Ramaprasad, A. (1983). On the definition of feedback. Behavioral Science, 28, 4-13.
In this seminal article, Ramaprasad conceptualizes the idea of the “gap” between a student’s actual and desired level of understanding, now prevalent in the formative assessment framework of Margaret Heritage. The notion of using feedback to close the gap between current and desired performance is central to formative assessment models offered by Black and Wiliam or Heritage. Feedback is information on the gap “that is used to alter the gap.” Ramprasad’s crucial distinction is that information, such as a grade or score or insight, if “merely stored without being utilized to alter the gap, it is not feedback.”
The article supports an aphorism favored among participants in the Project: “It’s not formative until something gets formed by it.”
Brookhart, S. M. (2008). Feedback that fits. Educational Leadership, 65(4), 54-59.
This article describes the conceptual differences between effective and ineffective feedback for students.
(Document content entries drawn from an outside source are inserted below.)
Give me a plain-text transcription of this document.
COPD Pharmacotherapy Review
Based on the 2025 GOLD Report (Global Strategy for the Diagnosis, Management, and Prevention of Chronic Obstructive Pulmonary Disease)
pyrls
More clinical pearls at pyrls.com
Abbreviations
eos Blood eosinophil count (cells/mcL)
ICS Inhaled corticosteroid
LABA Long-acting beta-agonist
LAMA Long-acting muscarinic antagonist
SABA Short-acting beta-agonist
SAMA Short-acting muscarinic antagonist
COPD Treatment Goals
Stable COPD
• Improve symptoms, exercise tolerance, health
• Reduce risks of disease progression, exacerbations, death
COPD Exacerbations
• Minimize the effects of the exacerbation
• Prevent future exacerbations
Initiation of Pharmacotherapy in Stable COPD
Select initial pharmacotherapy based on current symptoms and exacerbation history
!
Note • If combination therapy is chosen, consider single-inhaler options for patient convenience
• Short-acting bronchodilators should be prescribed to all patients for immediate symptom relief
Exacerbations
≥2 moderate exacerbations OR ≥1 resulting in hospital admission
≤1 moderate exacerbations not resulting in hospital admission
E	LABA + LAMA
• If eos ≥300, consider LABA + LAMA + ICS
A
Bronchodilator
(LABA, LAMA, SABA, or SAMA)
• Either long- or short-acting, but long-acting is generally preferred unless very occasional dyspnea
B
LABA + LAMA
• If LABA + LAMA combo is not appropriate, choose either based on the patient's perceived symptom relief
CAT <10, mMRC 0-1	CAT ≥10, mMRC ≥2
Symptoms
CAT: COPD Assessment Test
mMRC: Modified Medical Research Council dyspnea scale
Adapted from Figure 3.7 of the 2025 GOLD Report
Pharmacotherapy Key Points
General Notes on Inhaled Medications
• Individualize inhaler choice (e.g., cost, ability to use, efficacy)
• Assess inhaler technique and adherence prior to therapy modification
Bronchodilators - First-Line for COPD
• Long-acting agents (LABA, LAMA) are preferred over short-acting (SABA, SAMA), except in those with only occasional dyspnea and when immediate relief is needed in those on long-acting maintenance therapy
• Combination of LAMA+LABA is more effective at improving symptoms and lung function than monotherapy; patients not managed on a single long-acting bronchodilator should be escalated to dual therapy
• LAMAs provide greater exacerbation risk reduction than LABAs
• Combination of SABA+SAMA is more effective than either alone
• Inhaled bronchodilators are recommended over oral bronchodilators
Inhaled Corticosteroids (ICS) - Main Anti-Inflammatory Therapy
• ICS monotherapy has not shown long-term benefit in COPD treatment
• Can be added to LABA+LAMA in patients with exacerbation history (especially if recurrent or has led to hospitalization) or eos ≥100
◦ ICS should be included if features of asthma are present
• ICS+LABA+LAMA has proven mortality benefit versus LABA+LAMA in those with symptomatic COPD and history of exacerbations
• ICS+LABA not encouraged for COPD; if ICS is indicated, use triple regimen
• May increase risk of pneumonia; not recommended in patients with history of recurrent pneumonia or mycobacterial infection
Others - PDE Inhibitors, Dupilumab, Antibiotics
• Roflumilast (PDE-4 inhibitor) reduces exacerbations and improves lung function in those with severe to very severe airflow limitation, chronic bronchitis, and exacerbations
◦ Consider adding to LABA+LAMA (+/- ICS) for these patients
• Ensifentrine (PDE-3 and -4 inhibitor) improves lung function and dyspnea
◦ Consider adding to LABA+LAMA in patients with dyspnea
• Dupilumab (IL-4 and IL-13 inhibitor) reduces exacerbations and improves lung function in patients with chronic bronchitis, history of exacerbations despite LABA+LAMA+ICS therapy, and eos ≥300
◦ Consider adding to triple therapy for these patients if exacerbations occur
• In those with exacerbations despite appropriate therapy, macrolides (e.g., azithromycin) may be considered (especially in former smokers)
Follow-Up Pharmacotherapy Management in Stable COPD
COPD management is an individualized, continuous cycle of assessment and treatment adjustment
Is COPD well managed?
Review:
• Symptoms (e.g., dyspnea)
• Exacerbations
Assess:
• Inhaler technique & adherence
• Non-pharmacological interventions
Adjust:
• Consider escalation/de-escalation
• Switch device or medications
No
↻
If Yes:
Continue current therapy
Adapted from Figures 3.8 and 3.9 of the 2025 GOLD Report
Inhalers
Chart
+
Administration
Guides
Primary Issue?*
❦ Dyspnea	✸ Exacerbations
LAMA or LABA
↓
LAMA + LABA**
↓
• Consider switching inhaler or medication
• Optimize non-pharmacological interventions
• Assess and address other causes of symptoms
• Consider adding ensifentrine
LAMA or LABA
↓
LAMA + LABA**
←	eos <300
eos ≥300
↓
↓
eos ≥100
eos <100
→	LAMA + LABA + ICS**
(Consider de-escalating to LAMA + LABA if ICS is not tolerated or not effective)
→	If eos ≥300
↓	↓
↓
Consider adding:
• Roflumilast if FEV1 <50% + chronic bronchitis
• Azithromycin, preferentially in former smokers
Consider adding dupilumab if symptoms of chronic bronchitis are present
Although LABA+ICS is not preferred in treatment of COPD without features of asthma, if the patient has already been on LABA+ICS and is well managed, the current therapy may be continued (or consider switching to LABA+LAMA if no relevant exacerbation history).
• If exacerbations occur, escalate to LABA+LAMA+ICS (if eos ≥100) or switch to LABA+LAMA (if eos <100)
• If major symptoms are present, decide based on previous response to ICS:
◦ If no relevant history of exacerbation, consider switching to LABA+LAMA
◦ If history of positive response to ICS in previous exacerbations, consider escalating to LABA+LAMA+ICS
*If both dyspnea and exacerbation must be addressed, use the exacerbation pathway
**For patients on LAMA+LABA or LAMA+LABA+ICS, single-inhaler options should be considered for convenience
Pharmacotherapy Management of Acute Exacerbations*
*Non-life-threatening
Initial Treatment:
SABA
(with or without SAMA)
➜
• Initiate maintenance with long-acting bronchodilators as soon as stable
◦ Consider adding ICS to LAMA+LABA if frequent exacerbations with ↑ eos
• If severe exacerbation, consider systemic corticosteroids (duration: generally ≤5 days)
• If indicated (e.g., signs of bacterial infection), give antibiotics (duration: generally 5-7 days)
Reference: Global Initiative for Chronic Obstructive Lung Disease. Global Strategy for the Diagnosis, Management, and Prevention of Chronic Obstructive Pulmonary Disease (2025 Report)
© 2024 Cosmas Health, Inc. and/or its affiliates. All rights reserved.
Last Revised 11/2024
It then offers practical examples of effective and ineffective feedback along with practical tips for teachers on making feedback helpful to students.
Available online.
Wiliam, D. (1999). Formative assessment in mathematics, part 2: feedback. Equals: Mathematics and Special Educational Needs. 5(3) 8-11.
This examination of several primary studies reveals that the attributes of effective feedback are not always intuitive. Giving students only comments on their work without grades was associated in one study with an increase in student learning; assigning grades in conjunction with comments, however, completely nullified the benefits of the comments. “In other words, if you are going to grade or mark a piece of work, you are wasting your time writing careful diagnostic comments,” summarizes Wiliam.
He highlights other non-intuitive findings: the best teachers praise less frequently than other teachers; more feedback is not necessarily better; forty-percent of the time feedback actually hampers learning (that is when it is ego-involving). Wiliam emphasizes that effective feedback helps student see ability as incremental and controllable rather than static and fixed. He concludes that “feedback to learners should focus on what they need to do to improve, rather than on how well they have done, and should avoid comparison with others” and “lead all students to believe that ability – even in mathematics – is incremental.” Math coaches in the Project relied heavily on this article.